Here we’re served up a classic dose of singer/songwriter-ship, fresh, new but nevertheless instantly familiar in so many other ways. Hell, there’s nothing wrong with familiarity anyway. It’s a solid foundation to build your own individual thinking upon.
But for this album Mallachy has also hitched up with a pretty powerful backing crew – and employs them less than sparingly, that’s for sure. Long-time Tallack sidekick Steven Laurenson is once again recalled for guitar and backing vocals duty, alongside Graham Malcolmson (bass), Rory Tallack (fiddle, vocals) and Paul Mullay (drums), while Astryd Jamieson lays aside her traditional leanings for a while to take on a whole new keyboard and additional vocal role.
And indeed when it works it works to great effect, especially on the likes of Over and Over and Wounded Man where the band’s power and undoubted technical prowess is expertly harnessed to accentuate the emotion of the songs themselves. But occasionally, just occasionally, this power, aligned to their apparent sheer enthusiasm for the job in hand, threatens to overwhelm things just a bit, perhaps most noticeably on Just Making Do and In the Night-time, a nevertheless great song about those early hours tremors and exaggerated emotions that afflict us all from time to time.
A song where perhaps controlled or dark musical subtlety rather than a “go for it” approach might have been more appropriate. But hey, these are small complaints (if complaints they be at all) when set against the sum of the whole, and rest assured I bet it will be a whole different ball game in this respect when the band hit the live stage.
Possibly the album’s two outstanding songs are saved for closing the second half, being rolled out like two late-in-the-game, top quality substitutes.

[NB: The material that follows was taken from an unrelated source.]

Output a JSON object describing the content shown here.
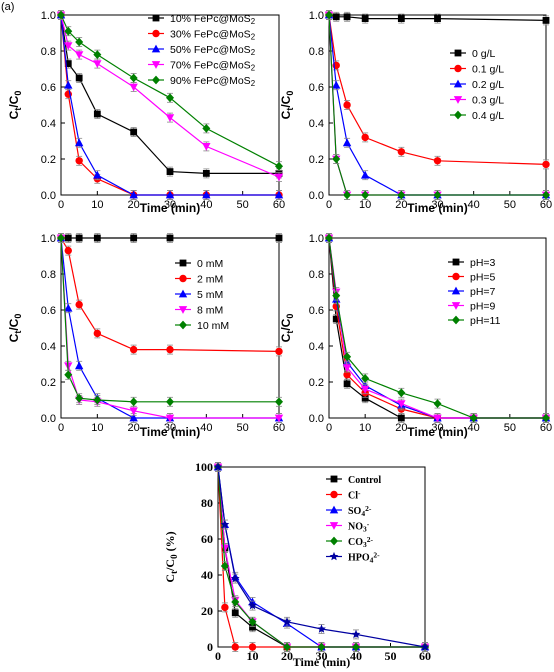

On Wounded Man the band once again captures the perfect blend of power, emotion and subtlety to support their heart-shattered singer, while Last Man Standing is a quite awesome reflection on the merits and legacy of World War I through the thoughts of a “last Tommy” poignantly looking back on so much sacrifice and loss and asking himself: “Was it ultimately all worth it.”
“I’ve seen friends and brothers die, I remember every crime that I committed in the name of our nation,” he recalls, before deciding “All our hopes are squandered and destroyed in emptiness and greed.” It’s a heartbreaking conclusion both to the old soldier’s life and to the album in general.
From the Thorn was largely recorded in Marvin Smith’s studio in Aith and at home by band member Laurenson, while the acoustic songs were laid down in the legendary Dougie MacLean’s Perthshire studio. This approach contributes to an album of contrasting but consistently strong moods, emotions and reflections.
A man with time on his hands to think has, in turn, created a thinking man’s album that can honestly stand alongside, and occasionally above, anything currently being created by the UK’s new-wave of singer/songwriters. And at a time when Shetland seems to be suffering a bit from a hopefully temporary down-turn in quality contemporary musical output, its arrival is very welcome indeed. Let’s equally hope it also reaches a much wider audience this time around. Now that would be well deserved indeed.